The room was empty when the two visitors were shown into it; but in the course of a few minutes Barsiné appeared. Grief had robbed her of the brilliant bloom of her beauty, but had given to her face a new and more spiritual expression. When Charidemus last saw her she might have been a painter’s model for Helen, a Helen, that is, who had not learnt to prefer a lover to a husband; now she was the ideal of an Andromaché. She caught hold of Manasseh’s hand, and lifted it to her lips, and then turned to greet his companion. She had been prepared for his coming, but the sight of him overcame her self-control. She was not one of the women who sob and cry aloud. Persian though she was—and the Persians were peculiarly vehement in the expression of their grief—she had something of a Spartan fortitude; but she could not keep back the big tears that rolled silently down her cheeks.

“It is a sad pleasure to see you,” she said at last, addressing the Macedonian, when she had recovered her voice. “My Memnon liked you well; he often spoke of you after you left us; and now I find that my dear brother liked you and trusted you also. I know you will help me if you can. Have you any counsel to give to the most unhappy of women?”
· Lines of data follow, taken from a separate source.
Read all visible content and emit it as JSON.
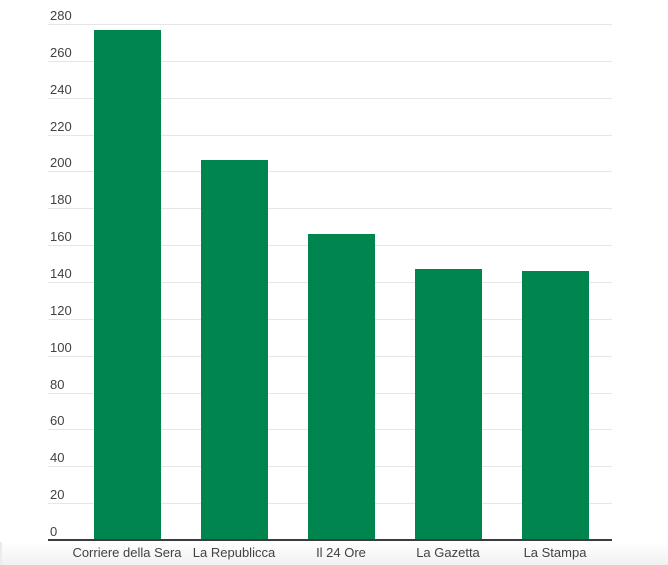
{
  "page": {
    "background": "#ffffff"
  },
  "chart_data": {
    "type": "bar",
    "title": "",
    "categories": [
      "Corriere della Sera",
      "La Republicca",
      "Il 24 Ore",
      "La Gazetta",
      "La Stampa"
    ],
    "values": [
      277,
      206,
      166,
      147,
      146
    ],
    "ylim": [
      0,
      280
    ],
    "ytick_step": 20,
    "ytick_labels": [
      "0",
      "20",
      "40",
      "60",
      "80",
      "100",
      "120",
      "140",
      "160",
      "180",
      "200",
      "220",
      "240",
      "260",
      "280"
    ],
    "xlabel": "",
    "ylabel": "",
    "grid": true,
    "legend": "none",
    "bar_color": "#00854e",
    "grid_color": "#e6e6e6",
    "axis_color": "#3c3c3c",
    "tick_label_color": "#424242"
  }
}
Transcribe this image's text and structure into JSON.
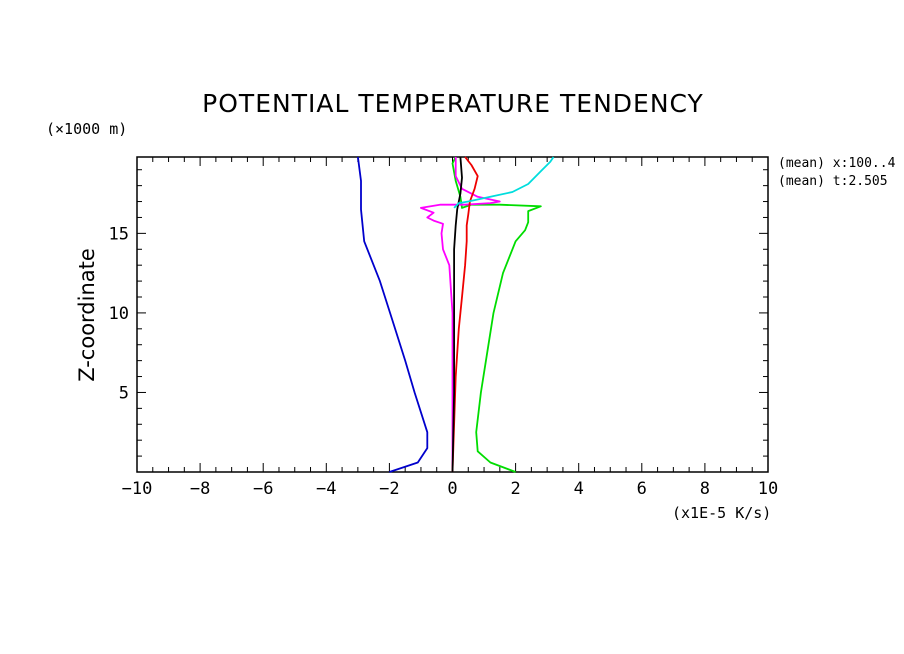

“Alexander,” said the Macedonian, “is the most generous of conquerors. I would say, Appeal to his clemency and compassion. I know that he respected and admired your husband. I have heard him say—for he has often deigned to talk of such things with me—that Memnon was the only adversary that he feared in all Asia. ‘Whether or no I am an Achilles’—these, lady, were his very words—‘he is certainly a Hector.’ Go to him, then, I say—he comes to-morrow or the next day—throw yourself at his feet. Believe me, you will not repent of it.”

“Oh, sir,” cried the unhappy woman, “that is hard advice for the widow of Memnon and the daughter of Artabazus to follow. To grovel before him on the ground as though I were a slave! It is more than I can bear. Oh! cannot I fly from him to some safe place? Tell me, father,” and she caught Manasseh’s hand, “you know everything, tell me whither I can go. Should I not be out of his reach in Tyre?”

“Lady,” said Manasseh, “I have put this question to myself many times, and have not found an answer. I do not know how you can escape from him. As for Tyre, I am not even sure that it will attempt to stand out against him; but I am sure that if it does it will bitterly repent it. She repented of having stood out against Nebuchadnezzar,[47] and Nebuchadnezzar is to this man as a vulture is to an eagle. And there are words, too, in our sacred books which make me think that an evil time is coming for her. No! I would say, Do not trust yourself to Tyre. And would you gain if you fled to the outer barbarians, to those that dwell by the fountains of the Nile, if you could reach them, or to the Arabs? Would they treat you, think you, better than he, who is at least half a Greek?”

“Let me think,” cried Barsiné, “let me have time.”

“Yes,” said Manasseh, “but not so much time as would rob your supplication of all its grace. Go to him as a suppliant; let him not claim you as a prisoner.”

Some little talk on other matters followed; but the conversation languished, and it was not long before the visitors took their leave.